A eficiência operacional depende, portanto, de investimento em infraestrutura replicada (física e virtualizada). Sempre que algum sistema ou equipamento falhar, outro começará a funcionar imediatamente. Sendo assim, não haverá interrupção dos serviços e das operações.


LEIA MAIS: Como o colocation ajuda a reduzir custos e a aumentar a disponibilidade de TI


Outras vantagens do Colocation

Além da disponibilidade, o serviço conta com benefícios específicos, especificados pela Forrester Research em uma pesquisa sobre o futuro dos data centers. 

Destacamos alguns a seguir:

  • Baixa manutenção: o monitoramento dos ambientes é constante – e feito por técnicos especializados, o que reforça a eficiência do serviço;
  • Economia: ao liberar as equipes de TI desse tipo de trabalho, a companhia consegue reduzir drasticamente os custos. Além disso, como já há uma infraestrutura preparada, não é preciso investir em hardware nem em ambientes apropriados;
  • Sustentabilidade: provedores do serviço costumam ter estratégias para o descarte adequado dos equipamentos, evitando danos ao meio ambiente;
  • Escalabilidade: é possível realizar modificações na contratação sempre que houver demanda;
  • Suporte 100% disponível: os serviços de Colocation costumam possuir equipes preparadas para atender às companhias sempre que preciso. Ou seja, haverá técnicos especializados prontos para solucionar problemas e demandas;
  • Infraestrutura de topo: todos os equipamentos utilizados são atuais e foram escolhidos justamente para este fim, o que amplia a produtividade e a eficiência do serviço;
  • Segurança: por ser uma infraestrutura já pensada para as empresas, conta com todas as camadas de segurança necessárias para evitar problemas relacionados a roubos de informações ou invasões.
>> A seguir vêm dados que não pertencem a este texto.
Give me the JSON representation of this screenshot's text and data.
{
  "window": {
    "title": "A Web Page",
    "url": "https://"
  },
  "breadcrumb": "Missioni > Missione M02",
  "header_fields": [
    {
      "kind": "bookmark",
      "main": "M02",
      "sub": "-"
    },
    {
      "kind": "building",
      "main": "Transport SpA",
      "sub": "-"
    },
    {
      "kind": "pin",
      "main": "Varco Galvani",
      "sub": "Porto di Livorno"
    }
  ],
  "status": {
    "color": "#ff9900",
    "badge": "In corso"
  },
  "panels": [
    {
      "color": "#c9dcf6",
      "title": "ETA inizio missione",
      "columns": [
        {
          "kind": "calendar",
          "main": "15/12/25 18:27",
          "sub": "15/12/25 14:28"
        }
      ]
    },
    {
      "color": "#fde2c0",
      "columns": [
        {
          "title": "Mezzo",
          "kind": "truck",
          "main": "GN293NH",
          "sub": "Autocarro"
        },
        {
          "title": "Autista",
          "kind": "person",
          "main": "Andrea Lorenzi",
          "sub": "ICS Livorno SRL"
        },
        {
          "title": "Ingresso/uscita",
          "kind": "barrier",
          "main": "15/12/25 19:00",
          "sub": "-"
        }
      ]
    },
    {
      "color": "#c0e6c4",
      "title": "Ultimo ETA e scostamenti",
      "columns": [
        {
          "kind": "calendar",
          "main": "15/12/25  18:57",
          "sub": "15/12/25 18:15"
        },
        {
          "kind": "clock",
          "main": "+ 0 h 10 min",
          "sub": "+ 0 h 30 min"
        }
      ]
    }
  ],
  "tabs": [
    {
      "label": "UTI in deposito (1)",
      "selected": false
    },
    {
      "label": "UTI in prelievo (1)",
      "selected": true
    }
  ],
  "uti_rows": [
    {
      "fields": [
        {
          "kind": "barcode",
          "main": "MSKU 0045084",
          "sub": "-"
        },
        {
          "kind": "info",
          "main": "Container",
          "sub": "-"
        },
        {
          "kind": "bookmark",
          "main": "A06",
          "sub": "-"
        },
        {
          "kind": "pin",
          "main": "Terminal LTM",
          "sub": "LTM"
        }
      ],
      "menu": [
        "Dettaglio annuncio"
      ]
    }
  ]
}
Além disso, são monitoradas frequentemente, o que resguarda justamente todas as informações depositadas no local; 
  • Opção consolidada: a Forrester apontou, inclusive, que o Colocation é um modelo cada vez mais reconhecido pelos benefícios que oferece às organizações. Um importante indicador, que pode orientar as equipes de TI em momentos de dúvida.

Conclusão

Como vimos, a redundância de Data Centers é fundamental para evitar indisponibilidades capazes de prejudicar o negócio como um todo. Muitas vezes, os danos podem ser irreversíveis. Por isso, apostar em uma arquitetura híbrida, composta por diferentes modelos e serviços, é essencial para a robustez das infraestruturas de TI. 

E, neste sentido, devido à alta disponibilidade e à redundância de insumos para o seu funcionamento, o Colocation é uma das opções mais recomendadas para compor essa base.